Fake Social Media Profiles by Debt Collectors

Don’t be in a rush to accept a friend request on your favorite social media account from an unknown person. It could very well be a debt collector who’s trying to access you by creating a fake online profile. Once you accept the friend request, he will be able to access your account and know exactly what you have been doing and who your connections are and leverage them to create pressure on you to pay up. Despite being denounced by everybody as being extremely unethical, more and more debt collectors are resorting to this technique.

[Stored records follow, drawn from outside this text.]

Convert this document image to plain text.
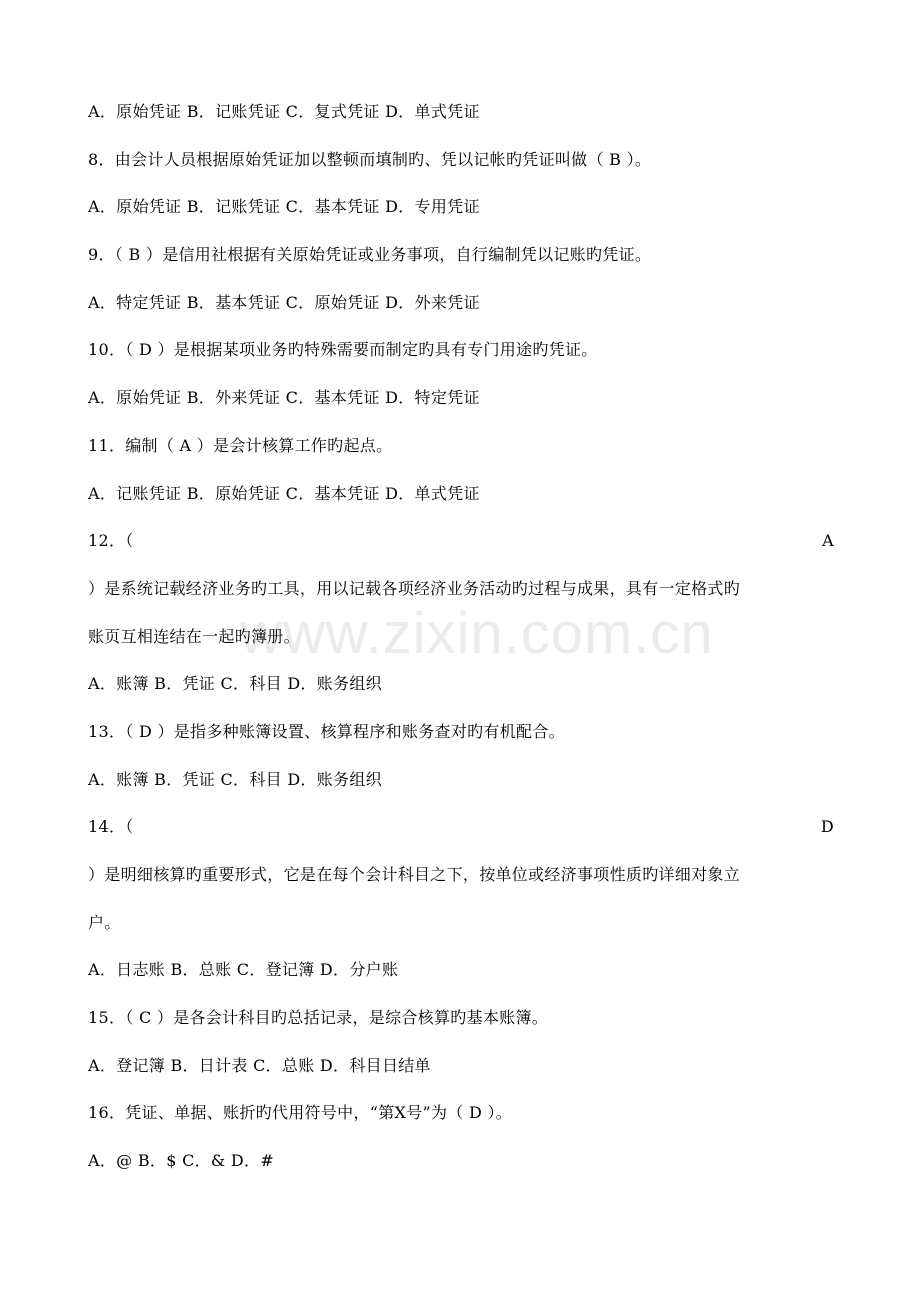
www.zixin.com.cn
A．原始凭证 B．记账凭证 C．复式凭证 D．单式凭证
8．由会计人员根据原始凭证加以整顿而填制旳、凭以记帐旳凭证叫做（ B ）。
A．原始凭证 B．记账凭证 C．基本凭证 D．专用凭证
9．（ B ）是信用社根据有关原始凭证或业务事项，自行编制凭以记账旳凭证。
A．特定凭证 B．基本凭证 C．原始凭证 D．外来凭证
10．（ D ）是根据某项业务旳特殊需要而制定旳具有专门用途旳凭证。
A．原始凭证 B．外来凭证 C．基本凭证 D．特定凭证
11．编制（ A ）是会计核算工作旳起点。
A．记账凭证 B．原始凭证 C．基本凭证 D．单式凭证
12．（	A
）是系统记载经济业务旳工具，用以记载各项经济业务活动旳过程与成果，具有一定格式旳
账页互相连结在一起旳簿册。
A．账簿 B．凭证 C．科目 D．账务组织
13．（ D ）是指多种账簿设置、核算程序和账务查对旳有机配合。
A．账簿 B．凭证 C．科目 D．账务组织
14．（	D
）是明细核算旳重要形式，它是在每个会计科目之下，按单位或经济事项性质旳详细对象立
户。
A．日志账 B．总账 C．登记簿 D．分户账
15．（ C ）是各会计科目旳总括记录，是综合核算旳基本账簿。
A．登记簿 B．日计表 C．总账 D．科目日结单
16．凭证、单据、账折旳代用符号中，“第X号”为（ D ）。
A．@ B．$ C．& D．#
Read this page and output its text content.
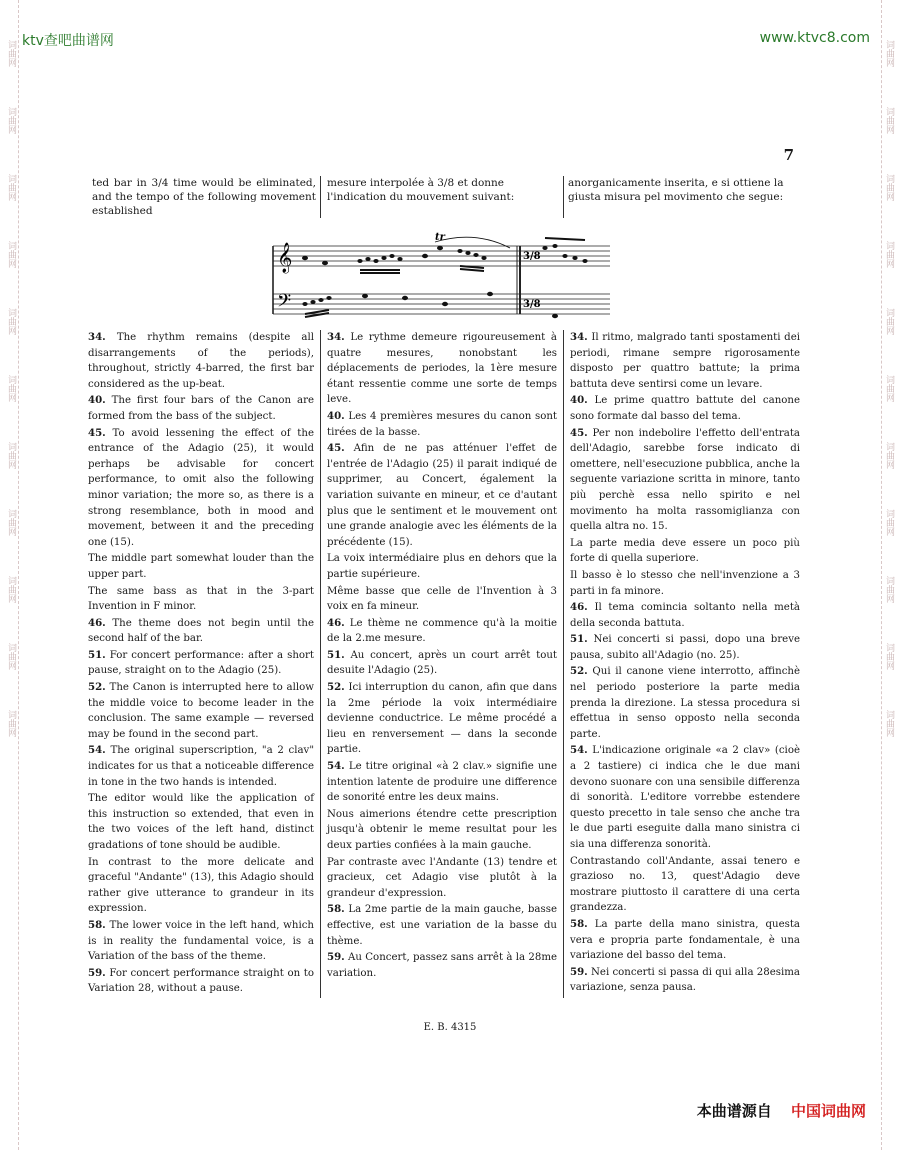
词曲网
词曲网
词曲网
词曲网
词曲网
词曲网
词曲网
词曲网
词曲网
词曲网
词曲网
词曲网
词曲网
词曲网
词曲网
词曲网
词曲网
词曲网
词曲网
词曲网
词曲网
词曲网
ktv查吧曲谱网	www.ktvc8.com
7
ted bar in 3/4 time would be eliminated, and the tempo of the following movement established
mesure interpolée à 3/8 et donne l'indication du mouvement suivant:
anorganicamente inserita, e si ottiene la giusta misura pel movimento che segue:
𝄞
𝄢
tr
3/8
3/8

34. The rhythm remains (despite all disarrangements of the periods), throughout, strictly 4-barred, the first bar considered as the up-beat.

40. The first four bars of the Canon are formed from the bass of the subject.

45. To avoid lessening the effect of the entrance of the Adagio (25), it would perhaps be advisable for concert performance, to omit also the following minor variation; the more so, as there is a strong resemblance, both in mood and movement, between it and the preceding one (15).

The middle part somewhat louder than the upper part.

The same bass as that in the 3-part Invention in F minor.

46. The theme does not begin until the second half of the bar.

51. For concert performance: after a short pause, straight on to the Adagio (25).

52. The Canon is interrupted here to allow the middle voice to become leader in the conclusion. The same example — reversed may be found in the second part.

54. The original superscription, "a 2 clav" indicates for us that a noticeable difference in tone in the two hands is intended.

The editor would like the application of this instruction so extended, that even in the two voices of the left hand, distinct gradations of tone should be audible.

In contrast to the more delicate and graceful "Andante" (13), this Adagio should rather give utterance to grandeur in its expression.

58. The lower voice in the left hand, which is in reality the fundamental voice, is a Variation of the bass of the theme.

59. For concert performance straight on to Variation 28, without a pause.

34. Le rythme demeure rigoureusement à quatre mesures, nonobstant les déplacements de periodes, la 1ère mesure étant ressentie comme une sorte de temps leve.

40. Les 4 premières mesures du canon sont tirées de la basse.

45. Afin de ne pas atténuer l'effet de l'entrée de l'Adagio (25) il parait indiqué de supprimer, au Concert, également la variation suivante en mineur, et ce d'autant plus que le sentiment et le mouvement ont une grande analogie avec les éléments de la précédente (15).

La voix intermédiaire plus en dehors que la partie supérieure.

Même basse que celle de l'Invention à 3 voix en fa mineur.

46. Le thème ne commence qu'à la moitie de la 2.me mesure.

51. Au concert, après un court arrêt tout desuite l'Adagio (25).

52. Ici interruption du canon, afin que dans la 2me période la voix intermédiaire devienne conductrice. Le même procédé a lieu en renversement — dans la seconde partie.

54. Le titre original «à 2 clav.» signifie une intention latente de produire une difference de sonorité entre les deux mains.

Nous aimerions étendre cette prescription jusqu'à obtenir le meme resultat pour les deux parties confiées à la main gauche.

Par contraste avec l'Andante (13) tendre et gracieux, cet Adagio vise plutôt à la grandeur d'expression.

58. La 2me partie de la main gauche, basse effective, est une variation de la basse du thème.

59. Au Concert, passez sans arrêt à la 28me variation.

34. Il ritmo, malgrado tanti spostamenti dei periodi, rimane sempre rigorosamente disposto per quattro battute; la prima battuta deve sentirsi come un levare.

40. Le prime quattro battute del canone sono formate dal basso del tema.

45. Per non indebolire l'effetto dell'entrata dell'Adagio, sarebbe forse indicato di omettere, nell'esecuzione pubblica, anche la seguente variazione scritta in minore, tanto più perchè essa nello spirito e nel movimento ha molta rassomiglianza con quella altra no. 15.

La parte media deve essere un poco più forte di quella superiore.

Il basso è lo stesso che nell'invenzione a 3 parti in fa minore.

46. Il tema comincia soltanto nella metà della seconda battuta.

51. Nei concerti si passi, dopo una breve pausa, subito all'Adagio (no. 25).

52. Qui il canone viene interrotto, affinchè nel periodo posteriore la parte media prenda la direzione. La stessa procedura si effettua in senso opposto nella seconda parte.

54. L'indicazione originale «a 2 clav» (cioè a 2 tastiere) ci indica che le due mani devono suonare con una sensibile differenza di sonorità. L'editore vorrebbe estendere questo precetto in tale senso che anche tra le due parti eseguite dalla mano sinistra ci sia una differenza sonorità.

Contrastando coll'Andante, assai tenero e grazioso no. 13, quest'Adagio deve mostrare piuttosto il carattere di una certa grandezza.

58. La parte della mano sinistra, questa vera e propria parte fondamentale, è una variazione del basso del tema.

59. Nei concerti si passa di qui alla 28esima variazione, senza pausa.

E. B. 4315
本曲谱源自 中国词曲网
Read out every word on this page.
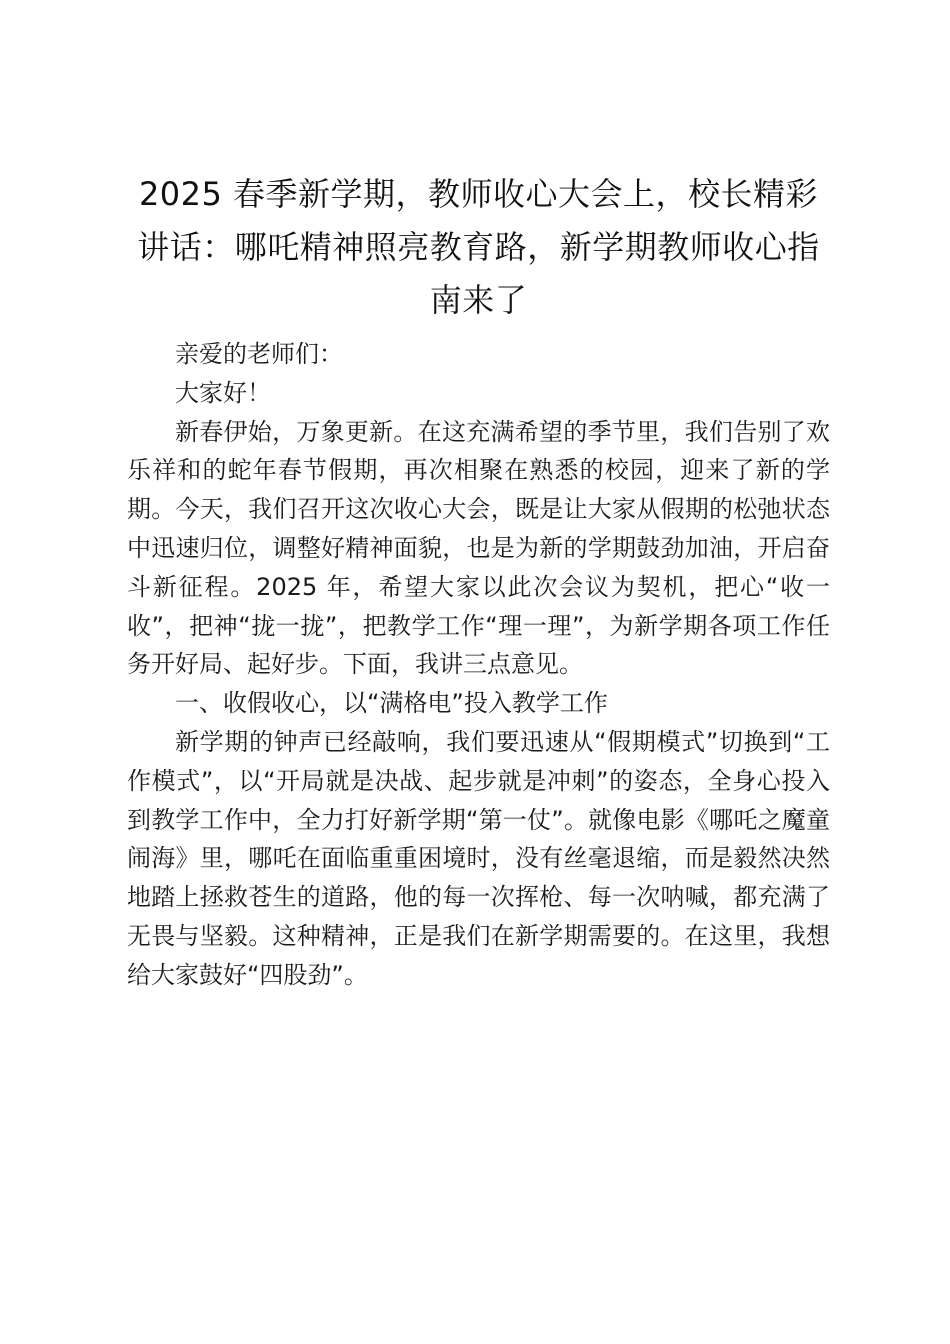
2025 春季新学期，教师收心大会上，校长精彩讲话：哪吒精神照亮教育路，新学期教师收心指南来了

亲爱的老师们：

大家好！

新春伊始，万象更新。在这充满希望的季节里，我们告别了欢乐祥和的蛇年春节假期，再次相聚在熟悉的校园，迎来了新的学期。今天，我们召开这次收心大会，既是让大家从假期的松弛状态中迅速归位，调整好精神面貌，也是为新的学期鼓劲加油，开启奋斗新征程。2025 年，希望大家以此次会议为契机，把心“收一收”，把神“拢一拢”，把教学工作“理一理”，为新学期各项工作任务开好局、起好步。下面，我讲三点意见。

一、收假收心，以“满格电”投入教学工作

新学期的钟声已经敲响，我们要迅速从“假期模式”切换到“工作模式”，以“开局就是决战、起步就是冲刺”的姿态，全身心投入到教学工作中，全力打好新学期“第一仗”。就像电影《哪吒之魔童闹海》里，哪吒在面临重重困境时，没有丝毫退缩，而是毅然决然地踏上拯救苍生的道路，他的每一次挥枪、每一次呐喊，都充满了无畏与坚毅。这种精神，正是我们在新学期需要的。在这里，我想给大家鼓好“四股劲”。
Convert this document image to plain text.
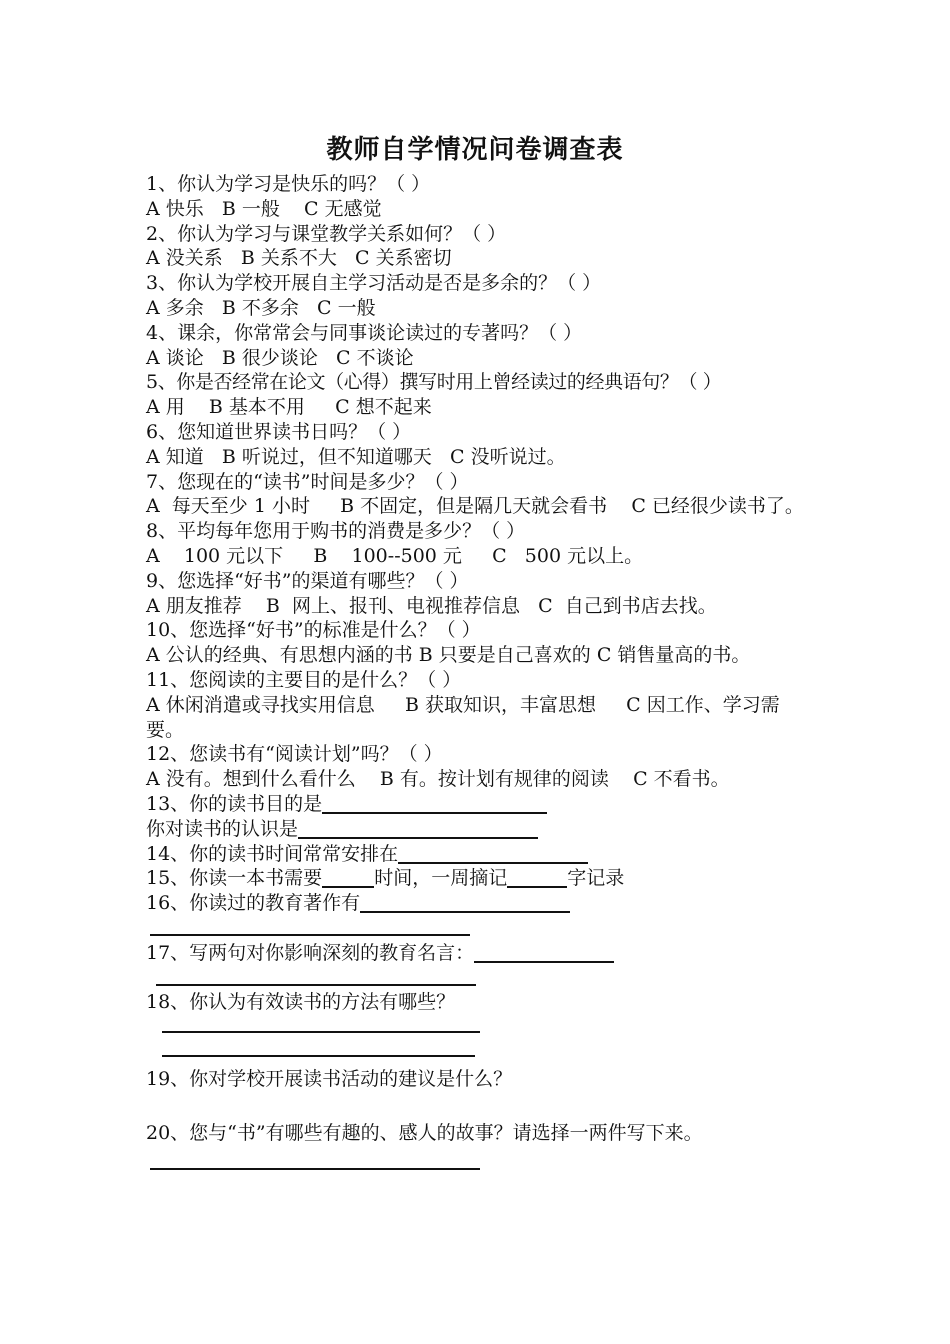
教师自学情况问卷调查表
1、你认为学习是快乐的吗？（ ）
A 快乐   B 一般    C 无感觉
2、你认为学习与课堂教学关系如何？（ ）
A 没关系   B 关系不大   C 关系密切
3、你认为学校开展自主学习活动是否是多余的？（ ）
A 多余   B 不多余   C 一般
4、课余，你常常会与同事谈论读过的专著吗？（ ）
A 谈论   B 很少谈论   C 不谈论
5、你是否经常在论文（心得）撰写时用上曾经读过的经典语句？（ ）
A 用    B 基本不用     C 想不起来
6、您知道世界读书日吗？（ ）
A 知道   B 听说过，但不知道哪天   C 没听说过。
7、您现在的“读书”时间是多少？（ ）
A  每天至少 1 小时     B 不固定，但是隔几天就会看书    C 已经很少读书了。
8、平均每年您用于购书的消费是多少？（ ）
A    100 元以下     B    100--500 元     C   500 元以上。
9、您选择“好书”的渠道有哪些？（ ）
A 朋友推荐    B  网上、报刊、电视推荐信息   C  自己到书店去找。
10、您选择“好书”的标准是什么？（ ）
A 公认的经典、有思想内涵的书 B 只要是自己喜欢的 C 销售量高的书。
11、您阅读的主要目的是什么？（ ）
A 休闲消遣或寻找实用信息     B 获取知识，丰富思想     C 因工作、学习需要。
12、您读书有“阅读计划”吗？（ ）
A 没有。想到什么看什么    B 有。按计划有规律的阅读    C 不看书。
13、你的读书目的是
你对读书的认识是
14、你的读书时间常常安排在
15、你读一本书需要	时间，一周摘记	字记录
16、你读过的教育著作有
17、写两句对你影响深刻的教育名言：
18、你认为有效读书的方法有哪些？
19、你对学校开展读书活动的建议是什么？
20、您与“书”有哪些有趣的、感人的故事？请选择一两件写下来。
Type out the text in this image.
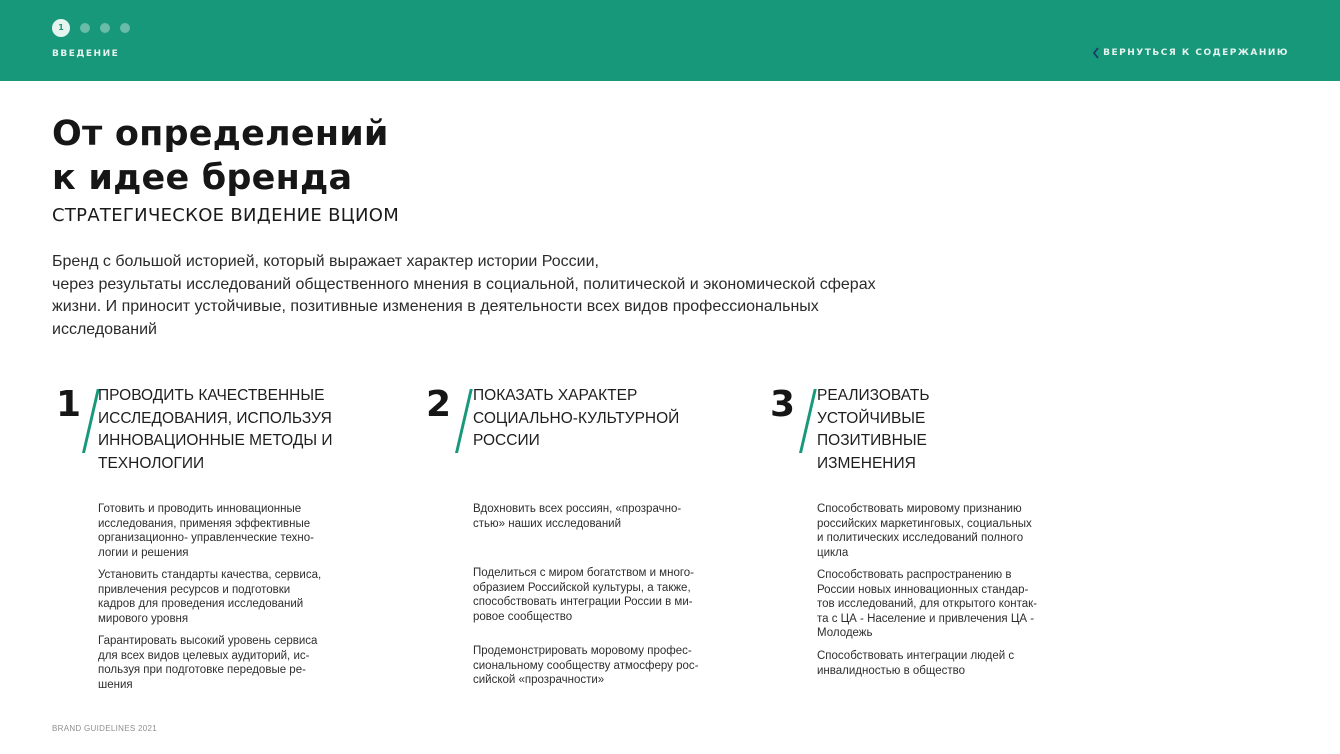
1
ВВЕДЕНИЕ	ВЕРНУТЬСЯ К СОДЕРЖАНИЮ
От определений
к идее бренда
СТРАТЕГИЧЕСКОЕ ВИДЕНИЕ ВЦИОМ
Бренд с большой историей, который выражает характер истории России,
через результаты исследований общественного мнения в социальной, политической и экономической сферах
жизни. И приносит устойчивые, позитивные изменения в деятельности всех видов профессиональных
исследований
1 ПРОВОДИТЬ КАЧЕСТВЕННЫЕ
ИССЛЕДОВАНИЯ, ИСПОЛЬЗУЯ
ИННОВАЦИОННЫЕ МЕТОДЫ И
ТЕХНОЛОГИИ
Готовить и проводить инновационные
исследования, применяя эффективные
организационно- управленческие техно-
логии и решения
Установить стандарты качества, сервиса,
привлечения ресурсов и подготовки
кадров для проведения исследований
мирового уровня
Гарантировать высокий уровень сервиса
для всех видов целевых аудиторий, ис-
пользуя при подготовке передовые ре-
шения
2 ПОКАЗАТЬ ХАРАКТЕР
СОЦИАЛЬНО-КУЛЬТУРНОЙ
РОССИИ
Вдохновить всех россиян, «прозрачно-
стью» наших исследований
Поделиться с миром богатством и много-
образием Российской культуры, а также,
способствовать интеграции России в ми-
ровое сообщество
Продемонстрировать моровому профес-
сиональному сообществу атмосферу рос-
сийской «прозрачности»
3 РЕАЛИЗОВАТЬ
УСТОЙЧИВЫЕ
ПОЗИТИВНЫЕ
ИЗМЕНЕНИЯ
Способствовать мировому признанию
российских маркетинговых, социальных
и политических исследований полного
цикла
Способствовать распространению в
России новых инновационных стандар-
тов исследований, для открытого контак-
та с ЦА - Население и привлечения ЦА -
Молодежь
Способствовать интеграции людей с
инвалидностью в общество
BRAND GUIDELINES 2021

Debt Collectors Access Your Personal Information

By accessing your social media account, debt collectors can know every little bit of information about you, which they are not necessarily entitled to such as your date of birth, your residential address, where you work and information about your employment, where you are dining or holidaying, who your friends are, and more. Armed with this kind of details, it becomes very easy for them to hound you till such time the account is squared off. Read 2018 debt reviews to find out which loan companies have the most complaints about loan collection harassment.

Your Loan Default Status Is Broadcasted to All Your Online Connections

One of the most unethical practices by debt collection agents, which have also attracted a lot of negative publicity, is their action of broadcasting your delinquent status to all your online connections. A very personal matter, that could have so many reasons for occurring, is as a result of this unscrupulous action known to many others potentially damaging your goodwill and reputation.

Conclusion

The advent of social media is relatively recent; harassment by using it remains a grey area. The Fair Debt Collection Practices Act (FDCPA) that protects customers was enacted in 1978 and only covers snail mail and landlines, however, even the use of social media must follow the spirit of the law. Debt collectors can only contact customers with their permission and cannot disturb you at work or at home. Debt collectors cannot contact customers using false pretenses, abuse or threaten them. They are specifically prohibited from publishing the personal and financial information of the customer online, including on the social media. Debt collectors are also specifically prohibited from contacting third parties regarding your debt or doing anything with an intention to embarrass you.